It’s not a lack of wanting or trying that’s holding back organizations from becoming data driven as quickly and thoroughly as they would like. Quite the contrary; many companies are investing more resources toward their data analytics strategy than ever before.
So, what is holding back businesses from actualizing their goal of becoming driven by data? Here are three common challenges companies may encounter on the road to doing so.
Making Data Accessible to Users
With more advanced business intelligence software available on the market today than perhaps ever before, one might think it’d be easy to pick a vendor, deploy the tools and wait for the return on investment (ROI) to stack up. But it’s important to remember that there’s a big gulf between making technology available to employees and having them embrace it.
In other words, a leading challenge in the quest to become data driven is boosting user adoption rates of BI tools. Harvard Business Review cites a recent study in which 77 percent of executives report business adoption of data analytics initiatives is a major challenge. This is even higher than the previous response of 65 percent.
Further, most of these executives cited people and processes as the issue — as opposed to technology.

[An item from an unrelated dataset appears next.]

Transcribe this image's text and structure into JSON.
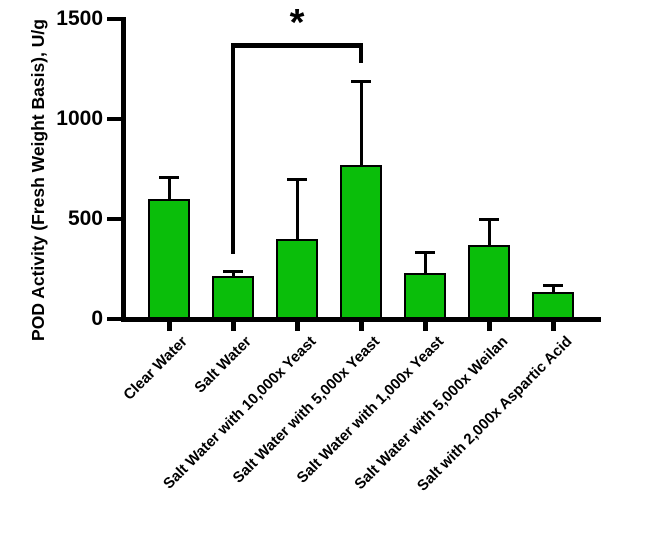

Having the right tools in place to facilitate self-service analytics for all is a strong first step, but there’s more to consider when it comes to adoption — like helping users get comfortable with the tech and getting buy-in from every team rather than just data and IT.
Bottom line: Users will only adopt accessible, easy-to-operate tools into their regular workflows. Remove hurdles standing between employees and data insights and you’ll see adoption rise.

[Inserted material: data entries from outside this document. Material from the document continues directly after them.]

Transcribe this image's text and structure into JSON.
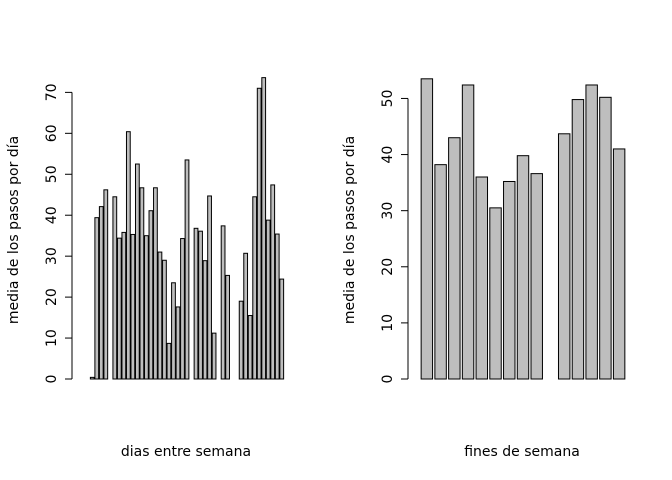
{
  "chart_data": [
    {
      "type": "bar",
      "title": "",
      "xlabel": "dias entre semana",
      "ylabel": "media de los pasos por día",
      "ylim": [
        0,
        74
      ],
      "yticks": [
        0,
        10,
        20,
        30,
        40,
        50,
        60,
        70
      ],
      "grid": false,
      "bar_color": "#bebebe",
      "values": [
        0.4,
        39.4,
        42.1,
        46.2,
        0,
        44.5,
        34.4,
        35.8,
        60.4,
        35.3,
        52.5,
        46.7,
        35.0,
        41.1,
        46.7,
        31.0,
        29.0,
        8.7,
        23.5,
        17.6,
        34.3,
        53.5,
        0,
        36.8,
        36.1,
        28.9,
        44.7,
        11.2,
        0,
        37.4,
        25.3,
        0,
        0,
        19.0,
        30.7,
        15.5,
        44.5,
        71.0,
        73.6,
        38.8,
        47.4,
        35.4,
        24.4
      ]
    },
    {
      "type": "bar",
      "title": "",
      "xlabel": "fines de semana",
      "ylabel": "media de los pasos por día",
      "ylim": [
        0,
        54
      ],
      "yticks": [
        0,
        10,
        20,
        30,
        40,
        50
      ],
      "grid": false,
      "bar_color": "#bebebe",
      "values": [
        53.5,
        38.2,
        43.0,
        52.4,
        36.0,
        30.5,
        35.2,
        39.8,
        36.6,
        0,
        43.7,
        49.8,
        52.4,
        50.2,
        41.0
      ]
    }
  ]
}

Overcoming Cultural Resistance
This brings us to another challenge standing between organizations and becoming data driven: Lack of a data-focused company culture. This can manifest itself in a few forms, ranging from stakeholder indifference to outright resistance to embracing a new way of thinking and making decisions powered by data.

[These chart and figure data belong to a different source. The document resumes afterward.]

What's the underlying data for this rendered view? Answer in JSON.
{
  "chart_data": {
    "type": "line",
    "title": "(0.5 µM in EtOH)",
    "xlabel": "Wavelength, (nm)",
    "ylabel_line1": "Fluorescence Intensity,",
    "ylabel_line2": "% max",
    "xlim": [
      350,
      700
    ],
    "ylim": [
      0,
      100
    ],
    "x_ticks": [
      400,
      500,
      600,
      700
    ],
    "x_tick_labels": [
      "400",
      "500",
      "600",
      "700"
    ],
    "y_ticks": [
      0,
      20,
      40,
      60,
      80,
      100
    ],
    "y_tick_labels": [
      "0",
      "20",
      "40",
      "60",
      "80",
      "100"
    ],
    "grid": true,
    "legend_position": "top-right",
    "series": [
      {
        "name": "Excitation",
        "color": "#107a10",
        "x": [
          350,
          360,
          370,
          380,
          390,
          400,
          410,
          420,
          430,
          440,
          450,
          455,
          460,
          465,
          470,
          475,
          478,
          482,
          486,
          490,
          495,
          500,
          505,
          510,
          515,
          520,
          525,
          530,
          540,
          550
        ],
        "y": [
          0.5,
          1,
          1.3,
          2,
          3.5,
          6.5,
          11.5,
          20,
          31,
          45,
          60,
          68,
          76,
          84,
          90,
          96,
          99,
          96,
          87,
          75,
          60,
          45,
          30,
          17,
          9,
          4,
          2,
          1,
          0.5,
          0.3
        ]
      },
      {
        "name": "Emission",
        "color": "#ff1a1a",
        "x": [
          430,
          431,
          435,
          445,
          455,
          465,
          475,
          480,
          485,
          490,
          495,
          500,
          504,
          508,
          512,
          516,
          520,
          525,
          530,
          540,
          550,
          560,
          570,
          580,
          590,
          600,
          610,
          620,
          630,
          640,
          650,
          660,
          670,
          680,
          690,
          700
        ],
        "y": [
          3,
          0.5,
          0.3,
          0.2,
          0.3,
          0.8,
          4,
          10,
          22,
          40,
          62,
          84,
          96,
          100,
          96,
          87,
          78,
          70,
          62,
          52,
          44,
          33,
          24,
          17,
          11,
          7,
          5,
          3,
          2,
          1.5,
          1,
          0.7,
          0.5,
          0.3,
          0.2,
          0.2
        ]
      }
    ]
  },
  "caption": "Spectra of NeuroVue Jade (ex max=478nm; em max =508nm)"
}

Just how difficult are businesses finding it to forge a culture supportive of data initiatives? A recent survey found 72 percent of large companies report “they haven’t been able to create a data-driven culture.” As TechCrunch notes, 69 percent of respondents also say they’ve failed to create a data-driven organization, because “it would seem these two metrics would be closely aligned.”
A company’s data strategy is only going to be as successful as users’ attitudes toward BI and analytics allows it to be. For instance, trying to forge ahead without buy-in from executives tends to be extremely counterproductive. These attitudes trickle down to affect employees throughout an organization, too. If leaders don’t go the extra mile to prove they value data and factor it into their business decisions, there’s a slim chance workers will.
Another facet of company culture is whether or not it encourages people at every level to ask questions, experiment with data and act based on what they find. Organizations must ultimately consider whether they’re encouraging employees to keep their heads down and proceed with business as usual, or whether they’re empowering them to stay curious and share their insights. How managers and leaders receive employee suggestions plays a big part in whether cultural communication encourages people to incorporate data.
Drowning in Data
Another challenge companies face is missing out on valuable data insights simply because nobody has the time or inclination to search for them yet. Search-driven analytics tools can answer users’ questions in seconds — but users must first have a specific question in mind.
The other half of the equation is taking advantage of artificial intelligence (AI) and machine learning (ML) to uncover insights lurking within millions of stored data sets. These algorithms can uncover trends, outliers and business drivers automatically — no specific query required — then push them directly to the right people so they can act. The more valuable insights an organization is able to mine from data, the more data-driven their decision making can become. AI helps users find proverbial needles in the haystack without having to spend weeks and weeks hoping to stumble upon them the hard way.
These are just three of the challenges businesses face on their quest to become increasingly data driven. They’re formidable, but it is possible to overcome them with the right mindset and resources.